Epigenetics studies things that happen outside our DNA genetic material and are inherited. Excerpt from the book:
“Alcoholism is heritable. Actually, that doesn’t make any sense: Why would nature have built an alcoholism gene into our genetic material? Of course it didn’t. Nevertheless, alcoholism is passed on genetically in the family. But how? It is not so long ago that cutting-edge research finally found the answer: The hereditary quirk is not encoded in our actual genetic material (the DNA), but one level higher, so to speak. That is why this research discipline is also called epigenetics.
The weaving error lies in a protein ball around which our genetic material wraps itself.

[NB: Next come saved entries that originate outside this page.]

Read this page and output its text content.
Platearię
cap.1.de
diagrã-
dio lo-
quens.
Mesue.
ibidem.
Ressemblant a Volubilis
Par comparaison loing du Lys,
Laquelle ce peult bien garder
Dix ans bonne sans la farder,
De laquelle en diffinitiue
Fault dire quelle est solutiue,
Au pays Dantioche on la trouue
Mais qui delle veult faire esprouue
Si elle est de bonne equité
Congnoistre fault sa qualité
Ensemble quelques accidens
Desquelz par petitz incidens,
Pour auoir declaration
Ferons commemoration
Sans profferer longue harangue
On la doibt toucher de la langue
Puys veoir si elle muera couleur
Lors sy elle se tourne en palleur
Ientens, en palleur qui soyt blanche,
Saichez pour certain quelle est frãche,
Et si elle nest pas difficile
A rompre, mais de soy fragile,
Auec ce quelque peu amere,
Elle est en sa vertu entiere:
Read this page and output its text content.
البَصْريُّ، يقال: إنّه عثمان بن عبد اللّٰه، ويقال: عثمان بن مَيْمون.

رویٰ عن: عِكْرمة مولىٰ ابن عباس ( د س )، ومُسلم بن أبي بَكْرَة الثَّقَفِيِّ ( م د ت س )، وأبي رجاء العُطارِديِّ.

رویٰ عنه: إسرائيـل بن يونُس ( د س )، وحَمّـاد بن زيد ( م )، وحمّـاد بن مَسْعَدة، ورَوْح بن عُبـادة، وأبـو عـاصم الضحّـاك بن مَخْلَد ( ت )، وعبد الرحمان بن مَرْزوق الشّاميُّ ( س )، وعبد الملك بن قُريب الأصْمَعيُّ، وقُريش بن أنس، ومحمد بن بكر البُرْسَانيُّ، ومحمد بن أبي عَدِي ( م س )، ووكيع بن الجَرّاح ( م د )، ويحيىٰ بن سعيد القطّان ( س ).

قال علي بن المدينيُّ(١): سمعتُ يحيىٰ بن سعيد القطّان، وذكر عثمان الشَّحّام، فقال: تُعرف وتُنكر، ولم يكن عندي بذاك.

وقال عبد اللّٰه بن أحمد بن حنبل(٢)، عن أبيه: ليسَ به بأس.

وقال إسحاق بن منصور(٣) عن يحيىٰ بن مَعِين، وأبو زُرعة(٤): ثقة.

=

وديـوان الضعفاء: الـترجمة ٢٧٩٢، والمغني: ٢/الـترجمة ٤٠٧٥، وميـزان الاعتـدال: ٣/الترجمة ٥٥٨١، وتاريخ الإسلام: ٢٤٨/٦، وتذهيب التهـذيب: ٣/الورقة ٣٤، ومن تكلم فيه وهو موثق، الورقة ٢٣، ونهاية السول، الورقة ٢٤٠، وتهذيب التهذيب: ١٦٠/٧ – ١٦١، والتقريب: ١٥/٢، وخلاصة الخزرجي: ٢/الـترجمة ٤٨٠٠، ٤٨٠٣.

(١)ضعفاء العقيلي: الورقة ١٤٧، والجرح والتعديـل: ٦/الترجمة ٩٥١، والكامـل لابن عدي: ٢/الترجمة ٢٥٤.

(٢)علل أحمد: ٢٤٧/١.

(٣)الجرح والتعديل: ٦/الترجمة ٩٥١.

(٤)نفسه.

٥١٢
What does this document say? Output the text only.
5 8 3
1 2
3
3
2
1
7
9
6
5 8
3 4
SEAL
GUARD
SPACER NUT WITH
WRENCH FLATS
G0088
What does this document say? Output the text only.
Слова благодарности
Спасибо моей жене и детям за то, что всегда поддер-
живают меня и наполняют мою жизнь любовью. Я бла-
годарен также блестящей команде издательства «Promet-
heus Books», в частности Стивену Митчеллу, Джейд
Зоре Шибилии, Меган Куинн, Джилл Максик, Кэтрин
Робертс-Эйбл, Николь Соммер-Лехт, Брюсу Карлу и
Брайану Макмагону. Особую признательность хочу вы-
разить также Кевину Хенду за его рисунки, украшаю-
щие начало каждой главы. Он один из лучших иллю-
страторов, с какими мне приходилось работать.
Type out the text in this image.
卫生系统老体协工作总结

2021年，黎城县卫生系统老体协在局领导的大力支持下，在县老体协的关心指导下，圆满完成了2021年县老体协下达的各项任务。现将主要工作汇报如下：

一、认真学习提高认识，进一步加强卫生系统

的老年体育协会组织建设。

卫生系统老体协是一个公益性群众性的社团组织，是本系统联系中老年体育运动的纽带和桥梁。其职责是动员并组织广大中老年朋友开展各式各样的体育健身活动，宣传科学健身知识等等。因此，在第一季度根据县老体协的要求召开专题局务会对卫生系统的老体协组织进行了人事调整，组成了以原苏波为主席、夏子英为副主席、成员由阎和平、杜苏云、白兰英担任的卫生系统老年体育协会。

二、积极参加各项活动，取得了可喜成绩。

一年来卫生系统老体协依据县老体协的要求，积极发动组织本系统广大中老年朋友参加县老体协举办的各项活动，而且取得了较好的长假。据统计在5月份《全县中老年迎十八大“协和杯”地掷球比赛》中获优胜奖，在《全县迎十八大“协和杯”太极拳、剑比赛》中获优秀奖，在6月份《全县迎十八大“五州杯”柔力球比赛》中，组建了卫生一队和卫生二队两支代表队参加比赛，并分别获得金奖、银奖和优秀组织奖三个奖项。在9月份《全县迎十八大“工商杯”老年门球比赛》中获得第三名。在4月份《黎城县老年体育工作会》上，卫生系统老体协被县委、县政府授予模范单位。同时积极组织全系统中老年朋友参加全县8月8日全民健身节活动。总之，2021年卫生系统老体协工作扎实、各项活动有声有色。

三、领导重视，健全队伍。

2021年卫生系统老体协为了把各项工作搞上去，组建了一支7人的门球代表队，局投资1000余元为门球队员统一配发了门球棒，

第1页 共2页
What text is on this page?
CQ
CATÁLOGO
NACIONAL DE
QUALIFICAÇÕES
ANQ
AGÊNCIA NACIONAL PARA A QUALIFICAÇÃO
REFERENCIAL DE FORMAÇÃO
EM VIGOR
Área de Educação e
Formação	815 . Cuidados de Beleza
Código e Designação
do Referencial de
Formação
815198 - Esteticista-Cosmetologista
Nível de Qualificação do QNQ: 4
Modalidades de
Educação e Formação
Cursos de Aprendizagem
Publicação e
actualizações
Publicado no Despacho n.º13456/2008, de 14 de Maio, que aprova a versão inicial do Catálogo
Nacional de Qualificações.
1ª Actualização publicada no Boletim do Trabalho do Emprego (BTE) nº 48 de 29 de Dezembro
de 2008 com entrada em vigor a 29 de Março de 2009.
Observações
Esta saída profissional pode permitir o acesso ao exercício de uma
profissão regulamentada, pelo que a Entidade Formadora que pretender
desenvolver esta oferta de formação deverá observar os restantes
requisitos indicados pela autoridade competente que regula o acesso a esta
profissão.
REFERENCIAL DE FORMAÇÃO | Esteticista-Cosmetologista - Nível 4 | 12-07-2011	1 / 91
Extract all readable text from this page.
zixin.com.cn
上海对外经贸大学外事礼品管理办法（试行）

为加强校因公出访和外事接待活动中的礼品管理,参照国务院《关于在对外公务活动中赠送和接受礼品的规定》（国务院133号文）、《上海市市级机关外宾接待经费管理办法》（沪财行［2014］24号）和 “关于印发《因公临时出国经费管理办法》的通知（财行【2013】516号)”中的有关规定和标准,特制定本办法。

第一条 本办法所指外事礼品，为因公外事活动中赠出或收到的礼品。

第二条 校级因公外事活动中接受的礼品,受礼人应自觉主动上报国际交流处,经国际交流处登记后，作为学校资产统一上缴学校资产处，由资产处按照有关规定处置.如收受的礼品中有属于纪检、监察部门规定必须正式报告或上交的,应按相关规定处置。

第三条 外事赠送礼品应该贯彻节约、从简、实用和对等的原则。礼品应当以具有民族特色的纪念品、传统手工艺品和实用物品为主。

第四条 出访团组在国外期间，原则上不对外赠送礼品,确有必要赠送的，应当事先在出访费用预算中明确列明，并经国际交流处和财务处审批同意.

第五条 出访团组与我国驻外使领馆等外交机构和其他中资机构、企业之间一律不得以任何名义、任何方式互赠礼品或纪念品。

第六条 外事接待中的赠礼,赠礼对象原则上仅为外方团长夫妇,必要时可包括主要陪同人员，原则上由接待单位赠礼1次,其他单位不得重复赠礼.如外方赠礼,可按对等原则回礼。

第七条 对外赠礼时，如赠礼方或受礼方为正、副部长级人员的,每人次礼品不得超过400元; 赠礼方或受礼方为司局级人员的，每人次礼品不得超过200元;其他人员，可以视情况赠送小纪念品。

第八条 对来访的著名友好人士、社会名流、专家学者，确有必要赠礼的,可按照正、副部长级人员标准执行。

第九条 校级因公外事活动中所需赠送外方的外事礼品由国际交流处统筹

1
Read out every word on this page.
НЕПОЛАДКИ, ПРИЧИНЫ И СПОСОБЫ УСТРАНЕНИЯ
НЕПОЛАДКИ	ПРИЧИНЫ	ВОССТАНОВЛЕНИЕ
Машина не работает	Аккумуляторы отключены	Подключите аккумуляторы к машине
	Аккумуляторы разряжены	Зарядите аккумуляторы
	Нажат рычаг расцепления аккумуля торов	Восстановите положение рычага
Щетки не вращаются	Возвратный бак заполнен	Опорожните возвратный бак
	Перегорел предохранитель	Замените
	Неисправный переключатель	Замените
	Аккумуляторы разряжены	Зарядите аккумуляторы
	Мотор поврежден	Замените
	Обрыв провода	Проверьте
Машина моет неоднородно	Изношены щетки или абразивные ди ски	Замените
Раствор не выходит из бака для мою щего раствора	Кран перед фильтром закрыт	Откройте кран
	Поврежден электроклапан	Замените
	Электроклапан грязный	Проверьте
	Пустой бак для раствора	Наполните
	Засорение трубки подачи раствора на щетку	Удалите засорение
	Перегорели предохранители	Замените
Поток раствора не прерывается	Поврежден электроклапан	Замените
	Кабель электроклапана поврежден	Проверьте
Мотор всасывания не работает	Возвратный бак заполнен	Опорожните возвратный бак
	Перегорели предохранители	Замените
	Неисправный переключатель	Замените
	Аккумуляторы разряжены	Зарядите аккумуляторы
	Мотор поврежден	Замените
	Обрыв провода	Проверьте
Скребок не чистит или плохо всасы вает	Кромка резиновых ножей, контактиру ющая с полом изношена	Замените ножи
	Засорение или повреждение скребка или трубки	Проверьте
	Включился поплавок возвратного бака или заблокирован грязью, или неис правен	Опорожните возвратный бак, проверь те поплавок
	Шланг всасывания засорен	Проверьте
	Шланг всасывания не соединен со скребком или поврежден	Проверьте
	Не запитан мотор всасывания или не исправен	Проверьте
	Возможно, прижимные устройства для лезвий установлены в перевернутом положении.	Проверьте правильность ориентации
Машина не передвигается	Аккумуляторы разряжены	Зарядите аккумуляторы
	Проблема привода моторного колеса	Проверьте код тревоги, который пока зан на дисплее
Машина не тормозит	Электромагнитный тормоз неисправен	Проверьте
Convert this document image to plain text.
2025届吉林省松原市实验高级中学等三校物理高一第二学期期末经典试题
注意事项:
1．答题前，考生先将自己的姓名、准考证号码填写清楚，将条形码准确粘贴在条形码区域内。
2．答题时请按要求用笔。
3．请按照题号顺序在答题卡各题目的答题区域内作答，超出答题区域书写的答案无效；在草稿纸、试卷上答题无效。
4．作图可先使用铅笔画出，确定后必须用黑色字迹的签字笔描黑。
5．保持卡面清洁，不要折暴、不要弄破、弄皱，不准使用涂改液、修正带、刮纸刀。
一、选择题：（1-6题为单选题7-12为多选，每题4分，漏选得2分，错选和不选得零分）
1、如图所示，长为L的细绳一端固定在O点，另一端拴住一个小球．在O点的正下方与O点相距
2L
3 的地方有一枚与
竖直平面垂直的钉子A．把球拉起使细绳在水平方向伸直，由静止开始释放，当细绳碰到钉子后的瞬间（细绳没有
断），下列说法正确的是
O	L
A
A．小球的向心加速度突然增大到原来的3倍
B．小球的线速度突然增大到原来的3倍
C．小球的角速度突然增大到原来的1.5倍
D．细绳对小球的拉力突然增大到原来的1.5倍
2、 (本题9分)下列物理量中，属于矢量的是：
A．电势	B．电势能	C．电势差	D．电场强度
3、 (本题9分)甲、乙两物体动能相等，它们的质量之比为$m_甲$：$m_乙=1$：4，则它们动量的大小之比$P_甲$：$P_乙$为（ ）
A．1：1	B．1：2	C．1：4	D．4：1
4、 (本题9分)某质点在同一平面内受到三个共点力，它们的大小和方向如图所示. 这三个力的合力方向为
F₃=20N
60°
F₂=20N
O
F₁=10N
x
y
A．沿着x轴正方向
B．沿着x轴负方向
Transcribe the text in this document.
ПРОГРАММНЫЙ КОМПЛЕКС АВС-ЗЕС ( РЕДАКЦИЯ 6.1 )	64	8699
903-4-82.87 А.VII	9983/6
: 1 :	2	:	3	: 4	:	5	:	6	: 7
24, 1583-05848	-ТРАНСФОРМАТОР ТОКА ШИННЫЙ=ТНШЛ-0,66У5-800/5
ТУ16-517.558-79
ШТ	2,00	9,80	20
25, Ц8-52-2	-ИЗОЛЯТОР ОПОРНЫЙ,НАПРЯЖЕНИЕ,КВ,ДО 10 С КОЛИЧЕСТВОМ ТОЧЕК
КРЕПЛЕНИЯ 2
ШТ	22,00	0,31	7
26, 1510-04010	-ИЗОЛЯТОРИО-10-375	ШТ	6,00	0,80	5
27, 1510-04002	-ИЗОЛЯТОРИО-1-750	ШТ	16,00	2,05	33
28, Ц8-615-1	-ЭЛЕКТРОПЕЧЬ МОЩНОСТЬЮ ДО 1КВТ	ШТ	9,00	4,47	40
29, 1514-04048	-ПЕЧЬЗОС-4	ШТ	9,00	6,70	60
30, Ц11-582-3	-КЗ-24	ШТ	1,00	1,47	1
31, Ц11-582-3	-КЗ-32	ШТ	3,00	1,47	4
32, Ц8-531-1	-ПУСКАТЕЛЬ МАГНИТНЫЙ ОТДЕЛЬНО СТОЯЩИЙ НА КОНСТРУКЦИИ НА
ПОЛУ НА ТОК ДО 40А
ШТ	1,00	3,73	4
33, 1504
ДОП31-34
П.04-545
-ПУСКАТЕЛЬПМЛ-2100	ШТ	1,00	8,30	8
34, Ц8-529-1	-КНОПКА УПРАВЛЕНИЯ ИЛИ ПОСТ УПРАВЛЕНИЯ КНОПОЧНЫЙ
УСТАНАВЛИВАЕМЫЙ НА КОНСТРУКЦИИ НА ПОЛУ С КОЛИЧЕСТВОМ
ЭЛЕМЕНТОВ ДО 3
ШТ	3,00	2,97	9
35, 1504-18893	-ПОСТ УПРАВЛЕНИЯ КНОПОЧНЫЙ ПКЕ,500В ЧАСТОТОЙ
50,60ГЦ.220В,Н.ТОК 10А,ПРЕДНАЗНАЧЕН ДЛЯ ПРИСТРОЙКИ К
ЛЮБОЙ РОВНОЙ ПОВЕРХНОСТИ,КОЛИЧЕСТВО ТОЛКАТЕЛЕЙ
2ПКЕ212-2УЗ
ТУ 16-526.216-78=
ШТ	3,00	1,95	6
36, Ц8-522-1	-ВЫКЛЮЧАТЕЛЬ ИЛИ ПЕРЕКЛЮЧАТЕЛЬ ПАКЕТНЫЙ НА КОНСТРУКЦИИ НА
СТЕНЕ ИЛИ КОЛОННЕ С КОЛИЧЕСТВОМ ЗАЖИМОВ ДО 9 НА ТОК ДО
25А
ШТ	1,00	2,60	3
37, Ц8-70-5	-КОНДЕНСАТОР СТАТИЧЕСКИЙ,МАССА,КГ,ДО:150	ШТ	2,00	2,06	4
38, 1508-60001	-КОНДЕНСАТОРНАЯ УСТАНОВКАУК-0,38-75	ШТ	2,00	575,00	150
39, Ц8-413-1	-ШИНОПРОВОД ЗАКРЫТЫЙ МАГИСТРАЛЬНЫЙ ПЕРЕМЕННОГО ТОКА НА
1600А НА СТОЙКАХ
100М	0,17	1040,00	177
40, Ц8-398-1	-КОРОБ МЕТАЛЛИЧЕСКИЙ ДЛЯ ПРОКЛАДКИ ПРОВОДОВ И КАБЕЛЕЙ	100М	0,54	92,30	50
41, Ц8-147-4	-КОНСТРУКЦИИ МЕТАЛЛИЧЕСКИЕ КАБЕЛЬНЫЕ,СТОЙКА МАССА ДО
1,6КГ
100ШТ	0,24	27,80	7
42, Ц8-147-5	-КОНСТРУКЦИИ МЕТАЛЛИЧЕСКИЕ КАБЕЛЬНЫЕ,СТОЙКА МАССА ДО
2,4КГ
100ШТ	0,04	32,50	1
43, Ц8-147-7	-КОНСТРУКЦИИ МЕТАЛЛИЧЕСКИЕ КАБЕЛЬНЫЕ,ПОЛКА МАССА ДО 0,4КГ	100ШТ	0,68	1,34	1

This so-called histone is responsible for what actually emerges from the genetic information in the end. Figuratively speaking: DNA, the genetic material, is the recipe book. The histone is the cook. While the recipe book (the DNA) is virtually set in stone, the cook can sometimes make mistakes.
The histone protein cluster is sensitive to environmental influences and can be damaged. Then problems arise. Damage to the histone determines whether someone gets diabetes or cancer – or whether, for example, the metabolism of some brain messengers does not function properly. The trouble is that our DNA and the histone bundle are inherited as a package. So damage to the histone is also passed on to the next generation, just like the genetic material itself.”